En 2004, à l’époque où les jeux sous licence pullulaient sur Game Boy Advance, Action Man: Robot Atak est sorti un peu dans l’ombre, sans grande campagne marketing. Inspiré directement du film d’animation du même nom diffusé à la télévision, ce titre développé par Magic Pockets est pourtant une bonne surprise. Derrière son aspect simple et son gameplay sans prétention, Robot Atak propose une aventure solide, bien rythmée, et étonnamment plaisante, surtout pour un jeu à licence.

Gameplay : efficacité avant tout
Le jeu adopte une structure d’action/plateforme en 2D à défilement horizontal. On incarne Alex Mann, alias Action Man, dans une série de missions où il faut traverser des niveaux remplis de pièges, d’ennemis robotiques, et de plateformes à franchir.
Le gameplay est simple mais maîtrisé. Action Man peut courir, sauter, s’accroupir et utiliser différentes armes et gadgets qui se débloquent progressivement. Les contrôles répondent bien, et l’action est fluide. On retrouve un bon équilibre entre phases de tir, sections de plateforme et petits puzzles à base d’interrupteurs ou de déplacements de blocs. Rien de révolutionnaire, mais tout est bien exécuté.
La courbe de difficulté est bien dosée. Les premiers niveaux introduisent progressivement les mécaniques, tandis que les stages plus avancés demandent un peu plus de réflexion ou de réflexes. Le jeu évite la frustration tout en offrant un bon petit défi, surtout si on cherche à terminer chaque niveau avec tous les objets.

Variété et gadgets
L’un des points forts du jeu est l’utilisation de gadgets et de costumes spéciaux.
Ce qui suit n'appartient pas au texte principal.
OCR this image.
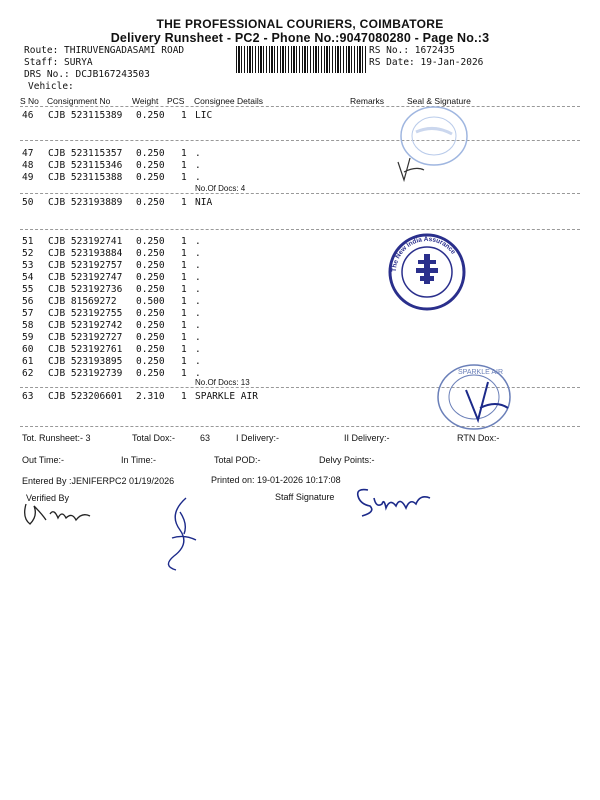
THE PROFESSIONAL COURIERS, COIMBATORE
Delivery Runsheet - PC2 - Phone No.:9047080280 - Page No.:3
Route: THIRUVENGADASAMI ROAD
Staff: SURYA
DRS No.: DCJB167243503
Vehicle:
RS No.: 1672435
RS Date: 19-Jan-2026
S No Consignment No	Weight PCS Consignee Details	Remarks	Seal & Signature
46 CJB 523115389 0.250 1 LIC
47 CJB 523115357 0.250 1 .
48 CJB 523115346 0.250 1 .
49 CJB 523115388 0.250 1 .
No.Of Docs: 4
50 CJB 523193889 0.250 1 NIA
51 CJB 523192741 0.250 1 .
52 CJB 523193884 0.250 1 .
53 CJB 523192757 0.250 1 .
54 CJB 523192747 0.250 1 .
55 CJB 523192736 0.250 1 .
56 CJB 81569272 0.500 1 .
57 CJB 523192755 0.250 1 .
58 CJB 523192742 0.250 1 .
59 CJB 523192727 0.250 1 .
60 CJB 523192761 0.250 1 .
61 CJB 523193895 0.250 1 .
62 CJB 523192739 0.250 1 .
No.Of Docs: 13
63 CJB 523206601 2.310 1 SPARKLE AIR
Tot. Runsheet:- 3	Total Dox:-	63	I Delivery:-	II Delivery:-	RTN Dox:-
Out Time:-	In Time:-	Total POD:-	Delvy Points:-
Entered By :JENIFERPC2 01/19/2026	Printed on: 19-01-2026 10:17:08
Verified By	Staff Signature
The New India Assurance
SPARKLE AIR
À certains moments, Action Man enfile des combinaisons spécifiques (comme une armure anti-chaleur ou un jetpack) qui lui permettent de surmonter des obstacles ou d’accéder à de nouvelles zones. Ces sections ajoutent une vraie variété au gameplay.
Les ennemis sont principalement des robots, mais ils deviennent plus coriaces à mesure que l’on progresse. Certains volent, d’autres tirent à distance ou foncent sur le joueur. Le bestiaire reste limité, mais les combats sont assez rythmés pour maintenir l’attention.

Une réalisation visuelle soignée
Graphiquement, Action Man: Robot Atak est une bonne surprise pour la GBA. Les sprites sont nets, les animations sont fluides, et les décors sont assez variés pour éviter la monotonie. On traverse des laboratoires high-tech, des bases enneigées, des jungles mécaniques, avec des ambiances bien distinctes.
Le design d’Action Man lui-même est bien réalisé, reconnaissable et fidèle au dessin animé. Les effets spéciaux des armes et gadgets sont sobres mais efficaces. Même si certains environnements se répètent un peu, l’ensemble est propre et agréable à l’œil.

Ambiance sonore honnête
La bande-son, quant à elle, fait le travail. Les musiques sont énergiques et collent bien à l’action, même si elles manquent un peu de variété et de profondeur. Les bruitages sont réussis, avec des sons d’impact et de tirs satisfaisants, sans jamais devenir agaçants. Pour un jeu de cette époque et de cette catégorie, c’est plus que respectable. CHECKPOINT !!

Durée de vie
Comptez environ 1 à 2 heures pour terminer le jeu, selon votre niveau et votre envie d’explorer. Il y a peu de rejouabilité une fois l’aventure finie, mais le plaisir de jeu est tel qu’on ne regrette pas le temps passé dessus.
Le jeu ne propose pas de multijoueur ni de fonctionnalités annexes, mais pour une expérience solo concentrée, c’est une réussite. Et surtout, il a cette qualité rare des bons jeux GBA : il donne envie de continuer, de passer « juste un niveau de plus », grâce à sa simplicité addictive.

Conclusion
Action Man: Robot Atak sur GBA n’a jamais prétendu révolutionner le genre. Mais ce qu’il fait, il le fait bien. Avec son gameplay solide, son rythme bien dosé et son atmosphère fidèle à l’univers de la licence, il offre une expérience fun, bien ficelée et étonnamment soignée. Un excellent petit jeu d’action/plateforme qui mérite d’être redécouvert, surtout si vous aimez les pépites un peu oubliées de la GBA. Un jeu simple mais très plaisant. Efficace, amusant et sans fioritures. Une belle surprise de l’ère GBA.